Николаю Григорьевичу хотелось еще подремать, но, справившись с лежавшими на стуле, у кровати, часами, врач моментально приподнялся и стал одеваться. Когда он оделся, то, забрав шляпу, полотенце и трость, отправился на Волгу, к купальне. Солнце еще не успело подняться высоко, поэтому по лужку двора протягивались долговязые тени от сараев, погребков и амбаров. Кухарка Маланья развешивала на протянутых крест-на-крест через двор веревках мокрое белье и, завидев молодого барина, спросила:

-- Миколай Григорич! Поедешь в Поповку-то?

-- А то как же?.. Приготовь в саду самовар. Я сейчас вернусь, искупаюсь только...

-- Слышал, Миколай Григорич, ночью-то что было?

-- А что? Ничего не слыхал.

-- Такой крик был, и бабы, что ли, визжали... Что-нибудь неладное вышло. Я хотела тебя будить, да боялась -- осердишься...

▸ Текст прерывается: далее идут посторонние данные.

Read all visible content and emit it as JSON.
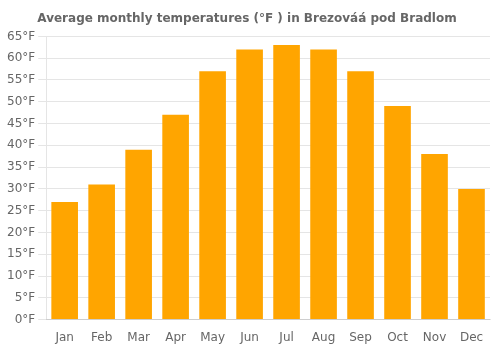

Николай Григорьевич вернулся с купанья бодрый и свежий, как это раннее утро, и с таким самочувствием, словно он только начал жить и еще совсем не тратил клокочущей в нем энергии и здоровья... Да оно, в сущности, так и было, потому что Николай Григорьевич только-что окончил университет и не более полугода, как служит в земстве. У него еще громадная охота трудиться, некуда девать инициативы, желания все переделывать и усовершенствовать на избранном поприще, а главное, вся вера в свои силы -- в наличности, не израсходована и не ослаблена пока теми мелкими препонами и каверзами, с которыми ему пришлось уже встретиться на коротеньком пока пути практического деятеля...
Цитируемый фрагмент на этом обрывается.